HKP: Braised Carrots with Carrot-Top Sauce

The Blueprint

Carrots braised in a sweet buttery broth, flavored with orange and served with a sauce made from the carrot tops.

The Recipe

The idea of cooking carrots and serving them with a sauce made from those green tops that usually end up in the bin is so damn intriguing to me. I’ve attempted to use those green tops before, I tossed them in a salad once. Unfortunately they are too tough and are not so good for eating raw. Now, blanching them and pureeing them into a sauce is genius! I am getting ahead of myself here, so I’ll start from the beginning.
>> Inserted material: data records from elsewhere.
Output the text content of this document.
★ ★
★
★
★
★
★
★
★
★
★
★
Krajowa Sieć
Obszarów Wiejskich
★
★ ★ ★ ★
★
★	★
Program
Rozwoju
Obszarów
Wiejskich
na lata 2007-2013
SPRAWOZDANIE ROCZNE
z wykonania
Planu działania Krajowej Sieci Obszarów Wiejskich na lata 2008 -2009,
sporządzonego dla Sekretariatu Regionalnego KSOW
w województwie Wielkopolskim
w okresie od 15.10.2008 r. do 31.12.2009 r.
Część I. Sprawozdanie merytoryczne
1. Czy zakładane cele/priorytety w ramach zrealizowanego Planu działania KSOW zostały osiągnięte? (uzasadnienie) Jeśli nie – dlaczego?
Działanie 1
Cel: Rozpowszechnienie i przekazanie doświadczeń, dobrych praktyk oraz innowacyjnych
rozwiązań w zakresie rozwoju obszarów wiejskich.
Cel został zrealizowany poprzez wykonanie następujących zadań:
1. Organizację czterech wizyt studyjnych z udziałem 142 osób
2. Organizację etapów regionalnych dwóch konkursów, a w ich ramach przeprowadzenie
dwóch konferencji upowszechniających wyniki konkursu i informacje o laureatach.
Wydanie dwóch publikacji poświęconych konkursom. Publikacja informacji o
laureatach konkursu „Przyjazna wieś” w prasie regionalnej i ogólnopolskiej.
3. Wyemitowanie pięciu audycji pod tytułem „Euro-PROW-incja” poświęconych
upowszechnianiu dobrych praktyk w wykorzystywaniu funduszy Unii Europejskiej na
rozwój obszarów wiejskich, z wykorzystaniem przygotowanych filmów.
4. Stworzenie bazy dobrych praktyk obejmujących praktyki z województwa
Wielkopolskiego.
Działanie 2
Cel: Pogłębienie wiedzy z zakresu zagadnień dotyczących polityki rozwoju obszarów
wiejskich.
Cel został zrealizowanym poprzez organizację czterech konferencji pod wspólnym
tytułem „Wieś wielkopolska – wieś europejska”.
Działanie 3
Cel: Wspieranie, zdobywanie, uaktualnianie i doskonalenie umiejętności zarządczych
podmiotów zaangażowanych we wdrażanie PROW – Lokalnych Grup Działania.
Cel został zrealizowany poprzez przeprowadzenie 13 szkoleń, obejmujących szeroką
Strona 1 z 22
I had a nice bunch of organic carrots with the tops all nice a green. I separated the tops from the carrots. I peeled and trimmed the carrots and I washed and picked the leaves from the tops. The first step in the recipe is to make some dried, pulverized orange peel to be used as garnish. Well, I did not do that. Not because I was not planning on using any but because I was on a time crunch (weekday dinner) and because I had some excellent home-dried orange peel in my pantry already. But for those who don’t the process Chef Richard outlines involves blanching the peel in boiling water and drying it in the oven for 24 hours. He does say that the drying can be done in the microwave for a few minutes and I would like to try that sometime. For now, I just pulverized some of my dried orange peel in my heavy Thai mortar, and I am good to go.

For the carrots, I simmered them in a mixture of orange juice, stock, butter, onions and some sugar. Here Chef Richard is definitely off on the timing. They took about 15 minutes longer than the 15 minutes stated in the recipe to get cooked through. They ended up soft, not a trace of a crunch, but definitely sturdy and not mushy. They ahd a bright orange color and a lovely glazed sheen, in other words perfect carrots.

For the sauce, I first blanched and shocked the leaves in ice water. Then I pureed them with butter and with the reduced cooking liquid of the carrots. Seasoned this with salt and pepper and got ready to serve. Chef Richard specifies mache to serve with these. I can see why. Mache will resemble the tops on the plated carrots, as you can see in the picture in the book if you have it. I could not find mache in a couple of stores that I visited, so I used some baby salad greens instead. I placed the carrots on the plate first, I tossed the greens in some very simple vinaigrette (olive oil, vinegar, salt and pepper) and placed them right next to the stem end of the plated carrots. The carrot-top sauce goes right on the side and the pulverized dried orange peels gets sprinkled on top.

The Tasting Notes

I am so looking forward to making this again. It was absolutely delicious. The carrots were cooked perfectly and a bit on the sweet side (that can be modified by reducing the amount of sugar). The sauce was velvety smooth and had a sharp carrot flavor that worked so well with the sweet cooking liquid in there. If you want a lovely carrot dish and are tired of the good old glazed carrots, then give this one a shot.